Account Managers in PR firms are, honestly, an awful idea that exists to only perpetuate the issues that PR firms have. They exist to take work from actual workers and present it as their own, and the idea of “account management” is one that entirely exists to mask who’s doing things for you. I had the title of “manager” in a previous firm, but the reality was that I was still doing the pitching every day. A “senior” person on your account does not actually mean anything unless that person is doing stuff.
So, the only real way to find this out is to ask directly: will you, person’s name here, actually be the one pitching?
Also, if you get told by someone that “their team” got something, please do ask them "did you get this or your team?” If they fudge the answer, they did not get it, and they are stealing someone else’s work because that is the structure of PR firms.
If you are hiring someone to do PR for you and they sell you on the idea of having one senior person and two junior people, I will bet you ten dollars that what they are selling is the vague presence of someone with experience and the two underlings are the ones pitching. It is perfectly possible for you to have one or two people on an account, with one person who does the document stuff (coverage reports, briefing books for calls with reporters, and so on) and one who pitches, or indeed one person who does both.
Also be wary of anyone who talks entirely about their experience and working entirely on huge brand-names. There are very few examples of big companies (at least, ones that were big when said person worked for them) that actually apply to most other companies, and the same goes for if they did a big launch with a big company a long time ago.

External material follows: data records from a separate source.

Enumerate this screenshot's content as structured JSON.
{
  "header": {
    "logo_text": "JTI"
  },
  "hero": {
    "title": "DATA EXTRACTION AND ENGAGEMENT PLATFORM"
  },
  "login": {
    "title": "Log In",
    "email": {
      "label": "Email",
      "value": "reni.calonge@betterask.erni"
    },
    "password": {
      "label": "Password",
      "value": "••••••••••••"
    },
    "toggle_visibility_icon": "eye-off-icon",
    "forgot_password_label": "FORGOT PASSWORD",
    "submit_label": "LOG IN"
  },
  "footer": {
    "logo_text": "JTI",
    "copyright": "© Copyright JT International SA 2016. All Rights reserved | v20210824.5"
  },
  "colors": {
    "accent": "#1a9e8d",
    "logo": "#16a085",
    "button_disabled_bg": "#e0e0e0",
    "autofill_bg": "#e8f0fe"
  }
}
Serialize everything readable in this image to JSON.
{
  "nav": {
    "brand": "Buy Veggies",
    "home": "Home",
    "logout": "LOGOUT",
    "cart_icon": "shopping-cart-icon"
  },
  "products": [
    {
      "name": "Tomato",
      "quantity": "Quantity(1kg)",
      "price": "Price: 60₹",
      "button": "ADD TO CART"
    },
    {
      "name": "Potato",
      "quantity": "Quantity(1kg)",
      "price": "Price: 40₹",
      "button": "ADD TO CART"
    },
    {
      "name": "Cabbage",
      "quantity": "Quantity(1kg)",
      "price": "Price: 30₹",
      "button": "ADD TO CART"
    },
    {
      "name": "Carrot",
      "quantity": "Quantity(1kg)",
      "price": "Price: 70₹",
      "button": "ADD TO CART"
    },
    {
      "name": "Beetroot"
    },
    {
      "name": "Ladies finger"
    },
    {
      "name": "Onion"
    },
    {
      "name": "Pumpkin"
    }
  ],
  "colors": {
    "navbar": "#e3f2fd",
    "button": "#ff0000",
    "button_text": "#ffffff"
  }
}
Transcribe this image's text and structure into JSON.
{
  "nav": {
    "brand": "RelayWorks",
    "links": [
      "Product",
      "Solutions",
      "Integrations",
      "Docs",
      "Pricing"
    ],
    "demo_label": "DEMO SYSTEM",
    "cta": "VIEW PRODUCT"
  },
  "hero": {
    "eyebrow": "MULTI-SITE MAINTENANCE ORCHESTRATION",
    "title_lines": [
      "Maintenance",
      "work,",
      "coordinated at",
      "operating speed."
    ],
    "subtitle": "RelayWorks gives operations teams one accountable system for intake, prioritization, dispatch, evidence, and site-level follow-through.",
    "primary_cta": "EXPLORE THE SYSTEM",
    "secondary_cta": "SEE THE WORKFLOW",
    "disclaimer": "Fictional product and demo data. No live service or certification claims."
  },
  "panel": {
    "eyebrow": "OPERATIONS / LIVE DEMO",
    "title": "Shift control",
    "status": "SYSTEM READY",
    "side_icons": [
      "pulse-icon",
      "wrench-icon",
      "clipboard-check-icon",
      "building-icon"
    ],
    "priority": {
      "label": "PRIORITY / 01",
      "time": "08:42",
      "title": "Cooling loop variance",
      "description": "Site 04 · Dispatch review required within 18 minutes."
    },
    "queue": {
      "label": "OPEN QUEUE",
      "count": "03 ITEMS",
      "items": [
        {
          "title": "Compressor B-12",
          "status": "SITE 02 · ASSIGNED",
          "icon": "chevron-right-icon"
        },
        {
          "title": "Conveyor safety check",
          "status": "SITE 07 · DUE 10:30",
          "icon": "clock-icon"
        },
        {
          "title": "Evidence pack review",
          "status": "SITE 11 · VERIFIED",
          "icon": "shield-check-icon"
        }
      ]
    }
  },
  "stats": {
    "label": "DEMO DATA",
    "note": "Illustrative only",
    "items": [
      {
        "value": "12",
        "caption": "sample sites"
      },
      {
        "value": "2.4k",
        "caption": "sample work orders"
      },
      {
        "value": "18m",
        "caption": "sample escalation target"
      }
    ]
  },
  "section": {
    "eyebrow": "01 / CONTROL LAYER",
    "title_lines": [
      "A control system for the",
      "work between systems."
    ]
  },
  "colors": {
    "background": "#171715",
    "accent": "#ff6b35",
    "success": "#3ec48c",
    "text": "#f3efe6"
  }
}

It is big and sexy to say that they launched something globally-renowned, but that experience doesn’t really apply to you. If they are saying that they got a bunch of results for a client that looks like you but already had traction (EG: a big tech company that gets covered by default versus your relatively-unknown one), then that’s not as applicable. You want something that resembles the stage of company you’re at and the sort of thing you do as a company, and you definitely don’t want someone who was a manager on that account unless they can really show you somehow that they did the thing that resembles what you want to hire them for.
Also be very wary of anyone who sells you (and this goes outside of PR too) on “years of experience.” The specific problem with PR is that people oftentimes get promoted because they didn’t get fired and because everybody likes them versus their actual contributions. As a result, if you’re buying into someone’s bullshit because they have lots of flashy names and X years of experience, you are basically handing them money for no reason. The easiest way - once again! - to beat this is to ask for recent results (IE: 12 months old max, but <6 months ideally) that resemble what you’re working on.
This is also critically important in dealing with the solo-shop guys who make money because 20 years ago they worked with Samsung, or Sony, or Microsoft. These people are custom-built to extract money from you.
Avoiding The Bullshit
The easiest way to avoid a lot of these problems is to ask for actual things they’ve done recently that look like what you want. No 50-page deck, no glossy PDF, no 5 to 10 person meeting is more important than seeing what they have actually done for someone. The most fanciful correct-sounding thing that you receive is not going to prove to you that they can do this job well other than proving that they understand your product, and will mean exactly nothing if they cannot do the thing you hire them to do.
And yes, you do occasionally need a firm that will give you direction. But if you want to get actual things done, please ask them to prove they’ve done things.